Zgodnie z ujawnionymi informacjami, firma potrzebuje obecnie ok. 3 milionów koron duńskich. Wiadomo, że przedstawiciele przewoźnika starają się o milion koron duńskich pożyczki z banku. Zadłużenie firmy sięga obecnie 2,6 miliona koron duńskich, a jej kasa świeci pustkami, dlatego bez dodatkowych funduszy reaktywacja serwisu Aarhus-Samsø Expressen nie będzie możliwa.
Obecne problemy przedsiębiorstwa spowodowane są w dużej mierze kłopotami technicznymi, które pojawiły się podczas inauguracyjnego sezonu. Sprawiły one, że obsługujący trasę katamaran Issehoved przez 18 dni wyłączony był z eksploatacji. Firma w tym czasie nie uzyskiwała dochodów, a zamiast tego ponosiła dodatkowe koszty.
W czasie minionego sezonu na wspomnianej trasie obsłużonych zostało 19 tysięcy pasażerów. Choć początkowo planowano, że będzie to serwis całoroczny, pod koniec października, w związku z mniejszą od spodziewanej liczbą pasażerów oraz koniecznością rozwiązania najbardziej naglących problemów technicznych, firma podjęła decyzję o zawieszeniu trasy na okres zimowy.

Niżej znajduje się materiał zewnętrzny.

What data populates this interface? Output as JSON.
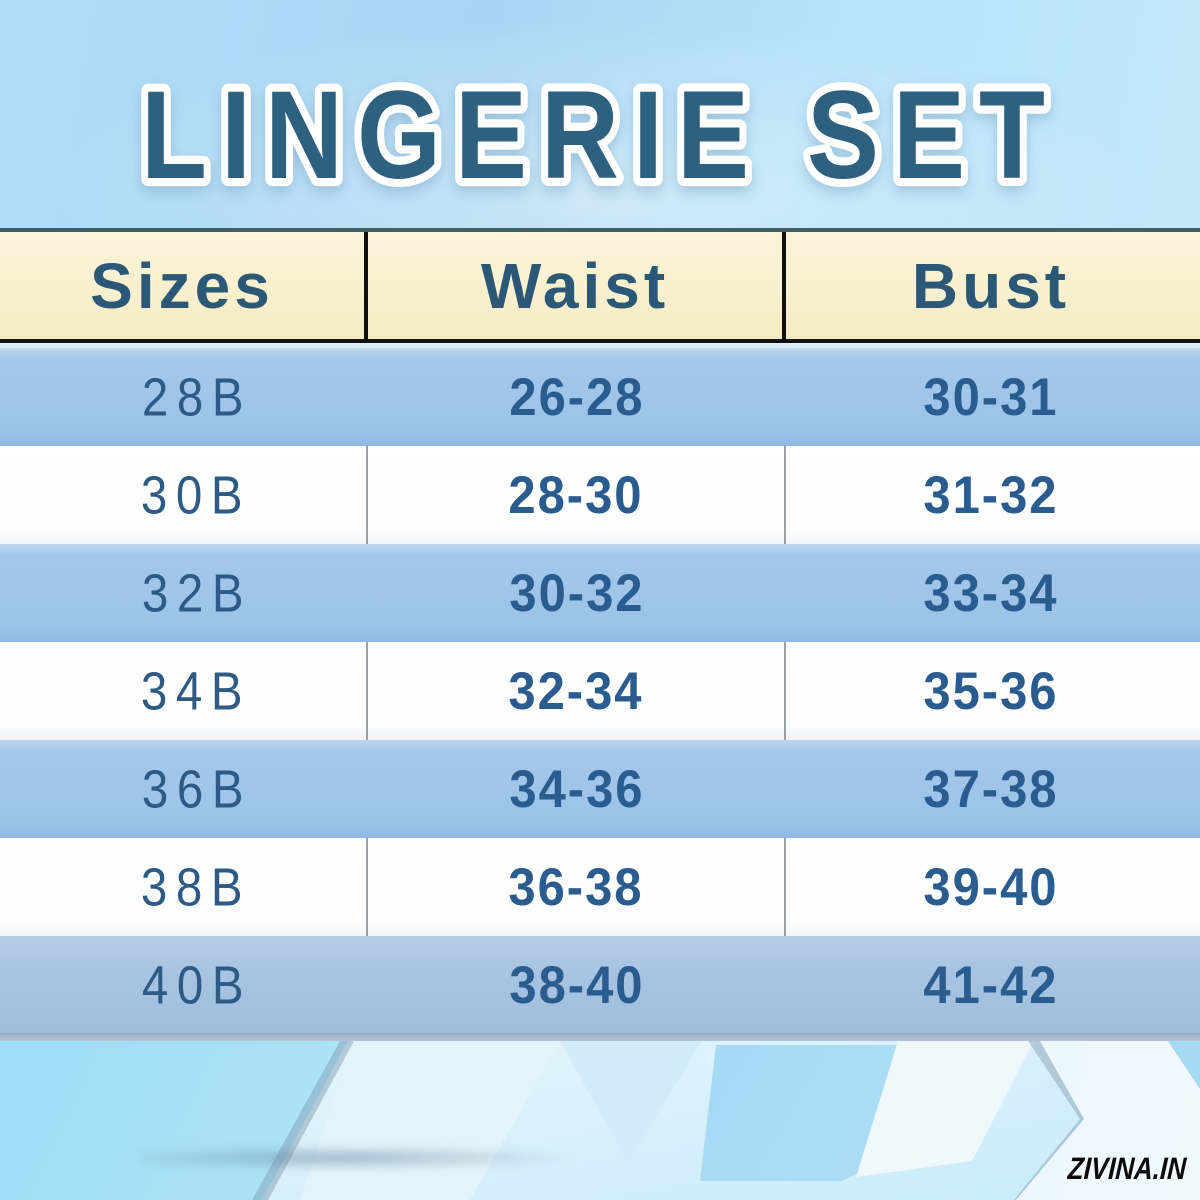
{
  "title": "LINGERIE SET",
  "watermark": "ZIVINA.IN",
  "size_chart": {
    "columns": [
      "Sizes",
      "Waist",
      "Bust"
    ],
    "rows": [
      {
        "size": "28B",
        "waist": "26-28",
        "bust": "30-31"
      },
      {
        "size": "30B",
        "waist": "28-30",
        "bust": "31-32"
      },
      {
        "size": "32B",
        "waist": "30-32",
        "bust": "33-34"
      },
      {
        "size": "34B",
        "waist": "32-34",
        "bust": "35-36"
      },
      {
        "size": "36B",
        "waist": "34-36",
        "bust": "37-38"
      },
      {
        "size": "38B",
        "waist": "36-38",
        "bust": "39-40"
      },
      {
        "size": "40B",
        "waist": "38-40",
        "bust": "41-42"
      }
    ]
  },
  "chart_data": {
    "type": "table",
    "title": "LINGERIE SET",
    "columns": [
      "Sizes",
      "Waist",
      "Bust"
    ],
    "rows": [
      [
        "28B",
        "26-28",
        "30-31"
      ],
      [
        "30B",
        "28-30",
        "31-32"
      ],
      [
        "32B",
        "30-32",
        "33-34"
      ],
      [
        "34B",
        "32-34",
        "35-36"
      ],
      [
        "36B",
        "34-36",
        "37-38"
      ],
      [
        "38B",
        "36-38",
        "39-40"
      ],
      [
        "40B",
        "38-40",
        "41-42"
      ]
    ],
    "legend_position": "none",
    "grid": false
  },
  "colors": {
    "title_text": "#2e607f",
    "title_outline": "#ffffff",
    "header_background": "#f9f0cf",
    "header_text": "#2a5876",
    "header_border": "#101010",
    "row_blue": "#9cc2e8",
    "row_white": "#fdfdfd",
    "row_text": "#2b5c90",
    "sky_blue": "#a9d5f3",
    "watermark_text": "#0b0b0b"
  }
}
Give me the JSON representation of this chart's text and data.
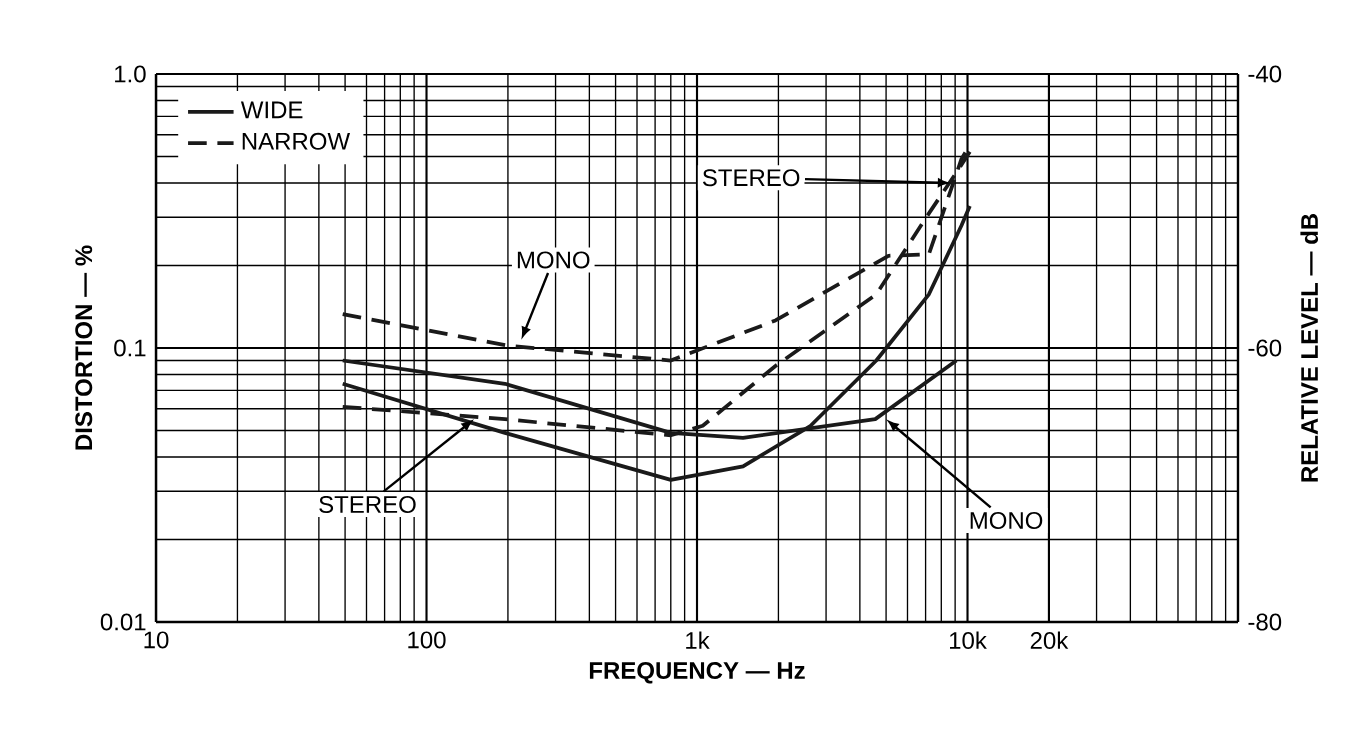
{
  "chart_data": {
    "type": "line",
    "xlabel": "FREQUENCY — Hz",
    "ylabel": "DISTORTION — %",
    "y2label": "RELATIVE LEVEL — dB",
    "log": "xy",
    "grid": true,
    "legend": "top left",
    "xlim": [
      10,
      100000
    ],
    "xticks": [
      10,
      100,
      {
        "value": 1000,
        "label": "1k"
      },
      {
        "value": 10000,
        "label": "10k"
      },
      {
        "value": 20000,
        "label": "20k"
      }
    ],
    "ylim": [
      0.01,
      1
    ],
    "yticks": [
      0.01,
      0.1,
      {
        "value": 1,
        "label": "1.0"
      }
    ],
    "y2lim": [
      -80,
      -40
    ],
    "y2ticks": [
      -80,
      -60,
      -40
    ],
    "series": [
      {
        "name": "WIDE",
        "color": "#1a1a1a",
        "line_style": "solid",
        "x": [
          49,
          195,
          800,
          1480,
          4560,
          9100
        ],
        "values": [
          0.09,
          0.074,
          0.049,
          0.047,
          0.055,
          0.09
        ]
      },
      {
        "name": "NARROW",
        "color": "#1a1a1a",
        "line_style": "dashed",
        "x": [
          49,
          200,
          800,
          1950,
          5100,
          7200,
          9500,
          10200
        ],
        "values": [
          0.133,
          0.102,
          0.09,
          0.126,
          0.217,
          0.22,
          0.49,
          0.55
        ]
      },
      {
        "color": "#1a1a1a",
        "line_style": "solid",
        "x": [
          49,
          195,
          800,
          1480,
          2630,
          4600,
          7200,
          9500,
          10200
        ],
        "values": [
          0.074,
          0.049,
          0.033,
          0.037,
          0.052,
          0.09,
          0.157,
          0.28,
          0.33
        ]
      },
      {
        "color": "#1a1a1a",
        "line_style": "dashed",
        "x": [
          49,
          195,
          800,
          1050,
          1950,
          4600,
          7200,
          9000,
          10200
        ],
        "values": [
          0.061,
          0.055,
          0.048,
          0.052,
          0.086,
          0.157,
          0.31,
          0.43,
          0.52
        ]
      }
    ],
    "annotations": [
      {
        "text": "MONO",
        "x": 224,
        "y": 0.107
      },
      {
        "text": "STEREO",
        "x": 150,
        "y": 0.055
      },
      {
        "text": "STEREO",
        "x": 8700,
        "y": 0.4
      },
      {
        "text": "MONO",
        "x": 5000,
        "y": 0.055
      }
    ]
  }
}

W czasie niedawnej konferencji ogłoszono, że połączenie stanie się rentowne w momencie, gdy uda się sprzedać 38 tysięcy biletów, czyli dwukrotnie więcej niż podczas ostatniego sezonu.

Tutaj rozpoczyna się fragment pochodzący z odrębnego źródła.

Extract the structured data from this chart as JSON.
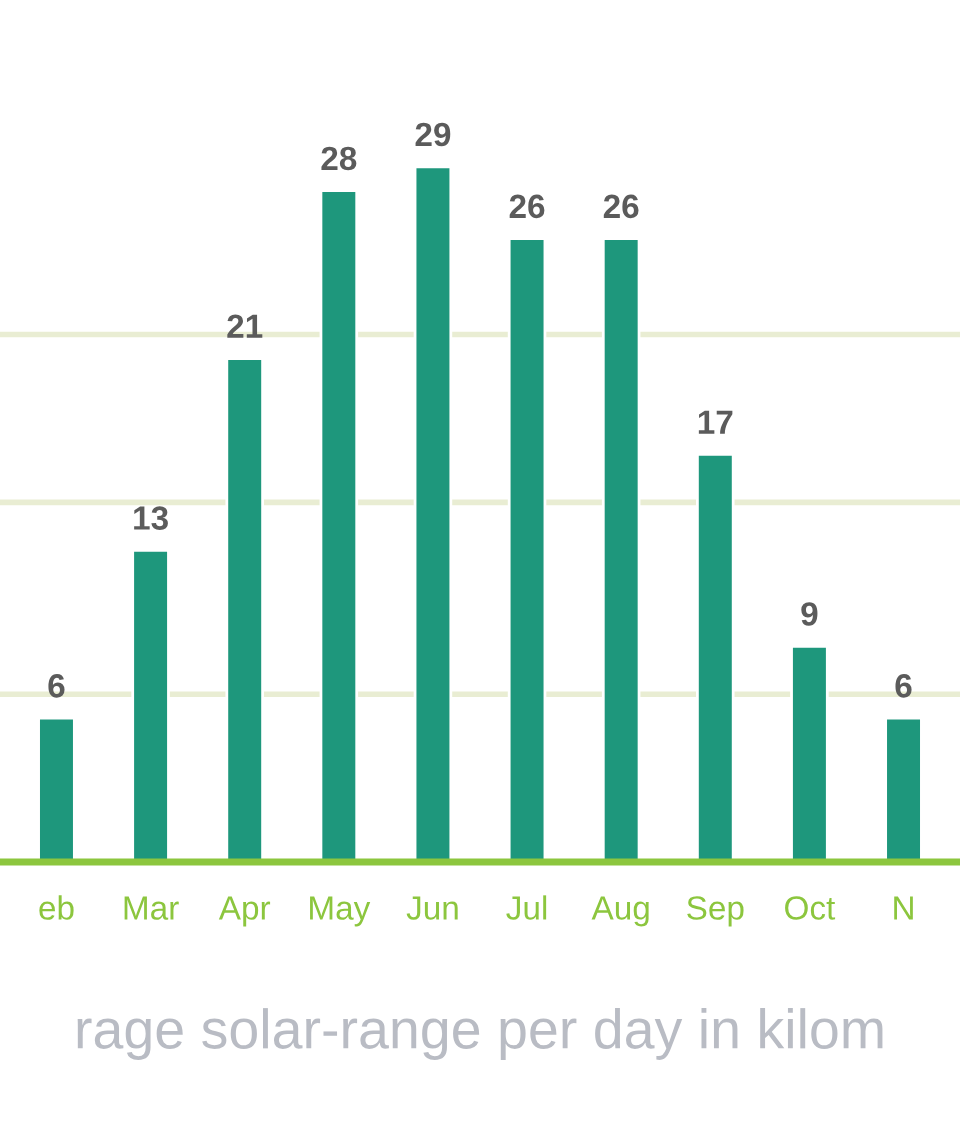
{
  "chart_data": {
    "type": "bar",
    "title": "rage solar-range per day in kilom",
    "categories": [
      "eb",
      "Mar",
      "Apr",
      "May",
      "Jun",
      "Jul",
      "Aug",
      "Sep",
      "Oct",
      "N"
    ],
    "values": [
      6,
      13,
      21,
      28,
      29,
      26,
      26,
      17,
      9,
      6
    ],
    "color": "#1e977c",
    "yticks": [
      {
        "value": 7,
        "label": null
      },
      {
        "value": 15,
        "label": null
      },
      {
        "value": 22,
        "label": null
      }
    ],
    "grid": "y",
    "data_labels": true,
    "tick_labels": "x"
  }
}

Nad projektem uruchomienia serwisu przez cztery lata pracowała specjalna grupa robocza, ale połączenie udało się uruchomić dopiero w 2016 r. Prom Issehoved, który pływa na trasie z Aarhus do Sælvig na wyspie Samsø, został kupiony od Norwegów. Jednostka ta może przyjąć na pokład 100 pasażerów. Wyposażona jest też w pomieszczenie do przewozu rowerów. Tych ostatnich udało się przewieźć w sezonie letnim dwukrotnie więcej niż prognozowano przed startem połączenia.